April 23, 2014 in Economics

By Nat Hentoff

Nat Hentoff

During the continuously explosive debates about education reform and teacher evaluation, no mention has been made by the media in all its forms of a persistently effective national teaching force in enabling college students to know how to become self-governing Americans for the rest of their lives.

Nor have I previously identified the Foundation for Individual Rights in Education as not only a foremost civil rights and civil liberties leader, but also as an educational leader in truly Americanizing American colleges — an education American students almost never get in their classes.

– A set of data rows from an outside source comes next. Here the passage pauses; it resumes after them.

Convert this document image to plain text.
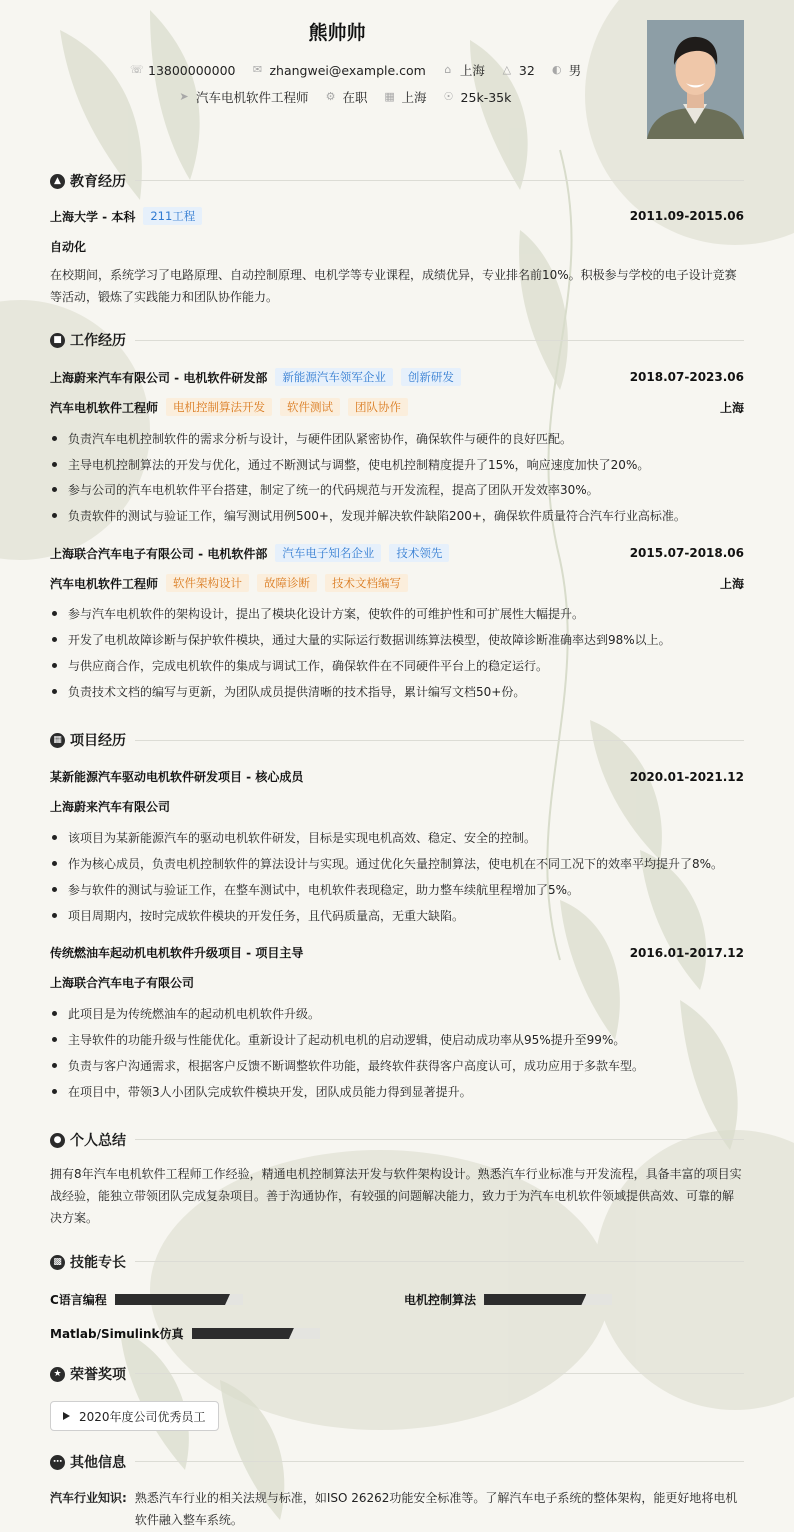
熊帅帅
☏ 13800000000 ✉ zhangwei@example.com ⌂ 上海 △ 32 ◐ 男
➤ 汽车电机软件工程师 ⚙ 在职 ▦ 上海 ☉ 25k-35k
▲ 教育经历
上海大学 - 本科	211工程	2011.09-2015.06
自动化
在校期间，系统学习了电路原理、自动控制原理、电机学等专业课程，成绩优异，专业排名前10%。积极参与学校的电子设计竞赛等活动，锻炼了实践能力和团队协作能力。
■ 工作经历
上海蔚来汽车有限公司 - 电机软件研发部	新能源汽车领军企业	创新研发	2018.07-2023.06
汽车电机软件工程师	电机控制算法开发	软件测试	团队协作	上海
负责汽车电机控制软件的需求分析与设计，与硬件团队紧密协作，确保软件与硬件的良好匹配。
主导电机控制算法的开发与优化，通过不断测试与调整，使电机控制精度提升了15%，响应速度加快了20%。
参与公司的汽车电机软件平台搭建，制定了统一的代码规范与开发流程，提高了团队开发效率30%。
负责软件的测试与验证工作，编写测试用例500+，发现并解决软件缺陷200+，确保软件质量符合汽车行业高标准。
上海联合汽车电子有限公司 - 电机软件部	汽车电子知名企业	技术领先	2015.07-2018.06
汽车电机软件工程师	软件架构设计	故障诊断	技术文档编写	上海
参与汽车电机软件的架构设计，提出了模块化设计方案，使软件的可维护性和可扩展性大幅提升。
开发了电机故障诊断与保护软件模块，通过大量的实际运行数据训练算法模型，使故障诊断准确率达到98%以上。
与供应商合作，完成电机软件的集成与调试工作，确保软件在不同硬件平台上的稳定运行。
负责技术文档的编写与更新，为团队成员提供清晰的技术指导，累计编写文档50+份。
▦ 项目经历
某新能源汽车驱动电机软件研发项目 - 核心成员	2020.01-2021.12
上海蔚来汽车有限公司
该项目为某新能源汽车的驱动电机软件研发，目标是实现电机高效、稳定、安全的控制。
作为核心成员，负责电机控制软件的算法设计与实现。通过优化矢量控制算法，使电机在不同工况下的效率平均提升了8%。
参与软件的测试与验证工作，在整车测试中，电机软件表现稳定，助力整车续航里程增加了5%。
项目周期内，按时完成软件模块的开发任务，且代码质量高，无重大缺陷。
传统燃油车起动机电机软件升级项目 - 项目主导	2016.01-2017.12
上海联合汽车电子有限公司
此项目是为传统燃油车的起动机电机软件升级。
主导软件的功能升级与性能优化。重新设计了起动机电机的启动逻辑，使启动成功率从95%提升至99%。
负责与客户沟通需求，根据客户反馈不断调整软件功能，最终软件获得客户高度认可，成功应用于多款车型。
在项目中，带领3人小团队完成软件模块开发，团队成员能力得到显著提升。
● 个人总结
拥有8年汽车电机软件工程师工作经验，精通电机控制算法开发与软件架构设计。熟悉汽车行业标准与开发流程，具备丰富的项目实战经验，能独立带领团队完成复杂项目。善于沟通协作，有较强的问题解决能力，致力于为汽车电机软件领域提供高效、可靠的解决方案。
▩ 技能专长
C语言编程	电机控制算法
Matlab/Simulink仿真
★ 荣誉奖项
2020年度公司优秀员工
⋯ 其他信息
汽车行业知识: 熟悉汽车行业的相关法规与标准，如ISO 26262功能安全标准等。了解汽车电子系统的整体架构，能更好地将电机软件融入整车系统。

I have, of course, often cited another such tirelessly liberating educational force, John Whitehead’s Rutherford Institute. However, I focus now on the future impact of FIRE being primarily responsible for the first ever U.S. state, Virginia, to bring full college students’ First Amendment rights to all outdoor areas of university campuses there instead of tiny “free speech zones.”

Nor is FIRE finished helping the Bill of Rights take root in more colleges as it works to guarantee all such students the right to a lawyer when charged with offenses — as it has already successfully accomplished in North Carolina.

Instrumental in the first two victories, as well as the current Virginia campaign, is Joe Cohn, FIRE’s Legislative and Policy Director.

To get a full sense of how Cohn operates, here he is on another James Madison-style expedition, this time to my home state of Massachusetts, as he writes legislator Sen. Michael Moore and Rep. Tom Sannicandro in support of a bill to provide “university students facing serious, non-academic disciplinary charges the right to be represented by an attorney.”

Here is what Joe Cohn starkly told those legislators about what is happening to students there charged with “theft, harassment, assault, drug and weapons possession, stalking and rape.” Until this bill is passed, Cohn said, students “will continue to be forced to represent themselves — alone — against experienced and professionally trained deans, administrators and university attorneys in proceedings that fail to guarantee core components of the rights of due process …

“The stakes,” he continues, “are very, very high; the result of these hearings dramatically change the course of these students’ lives … Some institutions may allow a lawyer to attend the hearing, but prohibit them from participating in the proceedings. Others ban attorneys altogether. The universities, on the other hand, are free to send as many attorneys as they wish to prosecute the student.”